Você não acha estranho que, no último mês, todos os países da América Latina tenham começado a entrar no caos e a sofrer desestabilizações? E que no Brasil, de repente, adversários e antigos aliados estejam se voltando contra o presidente Jair Bolsonaro.

 

Há uma explicação para isso. Tudo começou no dia 23 de setembro deste ano, quando a Organização dos Estados Americanos (OEA), por ação de Brasil e de Estados Unidos desfere um duro golpe contra o Foro de São Paulo: invocam o Tratado Interamericano de Assistência Recíproca (TIAR) para investigar a relação entre a Venezuela e o tráfico de drogas.

 

A resolução foi aprovada e nela se reconhece a “ameaça representada pelo regime ilegítimo de Nicolás Maduro à segurança e estabilidade do Hemisfério”.

 

O TIAR obriga que todas as agências dos países-membros (FBI, CIA, PF aqui no Brasil, etcetera) participem da investigação.

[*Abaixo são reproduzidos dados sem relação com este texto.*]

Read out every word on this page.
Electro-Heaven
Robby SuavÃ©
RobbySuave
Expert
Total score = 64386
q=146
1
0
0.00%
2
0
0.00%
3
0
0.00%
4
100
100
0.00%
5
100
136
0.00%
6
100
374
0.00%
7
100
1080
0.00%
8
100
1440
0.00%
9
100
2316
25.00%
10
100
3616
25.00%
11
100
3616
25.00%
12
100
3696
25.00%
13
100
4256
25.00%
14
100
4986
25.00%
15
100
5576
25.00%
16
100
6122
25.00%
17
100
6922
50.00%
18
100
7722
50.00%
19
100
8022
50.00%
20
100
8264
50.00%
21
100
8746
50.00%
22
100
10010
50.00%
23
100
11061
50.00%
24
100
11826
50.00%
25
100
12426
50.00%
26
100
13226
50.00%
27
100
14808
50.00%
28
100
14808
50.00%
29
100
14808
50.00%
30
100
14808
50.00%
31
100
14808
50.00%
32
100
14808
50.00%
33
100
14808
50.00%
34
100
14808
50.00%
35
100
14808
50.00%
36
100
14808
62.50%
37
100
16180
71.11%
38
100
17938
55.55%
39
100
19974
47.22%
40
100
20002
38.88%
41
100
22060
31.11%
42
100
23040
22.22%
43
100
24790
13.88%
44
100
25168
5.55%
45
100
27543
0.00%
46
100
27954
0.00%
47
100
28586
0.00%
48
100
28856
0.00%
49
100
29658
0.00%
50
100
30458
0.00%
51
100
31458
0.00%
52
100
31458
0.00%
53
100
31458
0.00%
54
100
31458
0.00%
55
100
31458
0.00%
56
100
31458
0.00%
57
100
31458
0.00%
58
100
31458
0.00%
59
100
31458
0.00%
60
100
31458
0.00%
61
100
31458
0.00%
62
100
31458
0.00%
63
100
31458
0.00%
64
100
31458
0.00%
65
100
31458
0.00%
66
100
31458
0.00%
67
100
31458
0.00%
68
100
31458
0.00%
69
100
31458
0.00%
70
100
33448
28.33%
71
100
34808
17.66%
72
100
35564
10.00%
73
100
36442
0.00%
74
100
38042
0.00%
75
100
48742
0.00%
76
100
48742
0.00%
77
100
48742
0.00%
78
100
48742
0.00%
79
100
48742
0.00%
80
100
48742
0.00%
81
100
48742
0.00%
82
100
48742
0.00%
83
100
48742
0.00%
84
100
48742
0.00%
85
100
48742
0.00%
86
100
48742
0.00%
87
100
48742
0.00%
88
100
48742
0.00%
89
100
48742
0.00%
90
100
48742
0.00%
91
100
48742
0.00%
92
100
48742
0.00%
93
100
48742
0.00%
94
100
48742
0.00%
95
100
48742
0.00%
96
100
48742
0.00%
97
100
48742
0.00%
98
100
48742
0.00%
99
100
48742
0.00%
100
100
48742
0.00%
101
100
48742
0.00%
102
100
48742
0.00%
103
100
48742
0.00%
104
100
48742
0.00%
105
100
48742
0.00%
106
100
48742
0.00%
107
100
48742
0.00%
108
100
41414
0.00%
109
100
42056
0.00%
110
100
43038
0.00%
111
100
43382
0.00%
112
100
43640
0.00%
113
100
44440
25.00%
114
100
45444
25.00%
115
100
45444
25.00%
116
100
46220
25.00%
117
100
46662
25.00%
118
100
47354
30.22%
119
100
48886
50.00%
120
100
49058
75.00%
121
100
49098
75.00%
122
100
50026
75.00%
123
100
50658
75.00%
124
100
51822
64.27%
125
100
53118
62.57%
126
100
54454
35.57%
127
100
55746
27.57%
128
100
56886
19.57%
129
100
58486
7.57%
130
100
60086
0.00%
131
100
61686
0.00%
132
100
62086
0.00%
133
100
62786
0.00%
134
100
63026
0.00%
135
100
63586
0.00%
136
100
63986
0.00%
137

Quem não colaborar, pode ser investigado junto por prevaricação. Essa investigação ampla pode revelar os laços da esquerda latino-americana com o tráfico de drogas.

 

No dia seguinte, 24 de setembro, para onde viaja o ditador Nicolás Maduro? Para Rússia. E seu braço direito, Diosdado Cabello, vai para a Coréia do Norte (se encontrou com os chineses?). Foram reunir apoio contra a nova ofensiva.

 

Agora é que todo o processo se inicia. Acompanhem:

 

Perú, 30 de setembro. Crise interna faz com que o Presidente Martín Vizcarra feche o Congresso e barre nomeações ao Supremo Tribunal. O caos se instala.

 

Equador, 8 de outubro. Uma série de protestos violentos (semelhantes aos black blocs de 2013 no Brasil), provocados supostamente pela alta dos combustíveis, leva o Presidente Lenín Moreno a decretar estado de sítio e transferir a sede do governo equatoriano de Quito a Guayaquil.

 

Honduras, 10 de outubro. Oposição de esquerda, apoiadora do amigo de Lula, Manuel Zelaya, vai às ruas, em protestos violentos, exigir a queda do Presidente Juan Orlando Hernandez, logo após anúncio de acordo de cooperação em segurança com Trump.

 

Chile, 18 de outubro. Iniciam uma série de protestos violentos no interior do país (mais uma vez, repetindo os black blocs brasileiros, de 2013), supostamente "provocado" pela alta de tarifas, leva ao caos, vandalismo, mortes e decretação do estado de emergência pelo presidente Sebastián Piñera.

 

México, 18 de outubro. Uma guerra entre o narcotráfico e as Forças Armadas, após a prisão do filho de "El Chapo” Guzmán, leva a mortes, caos interno e é vencida pelo tráfico. O Presidente, Manuel Andrés López Obrador, de esquerda, se rende.

 

Venezuela, 19 de outubro. Diosdado Cabello afirma públicamente: ”O que está se passando no Perú, Chile, Equador, Argentina, Honduras é apenas uma brisa: virá um furacão bolivariano”.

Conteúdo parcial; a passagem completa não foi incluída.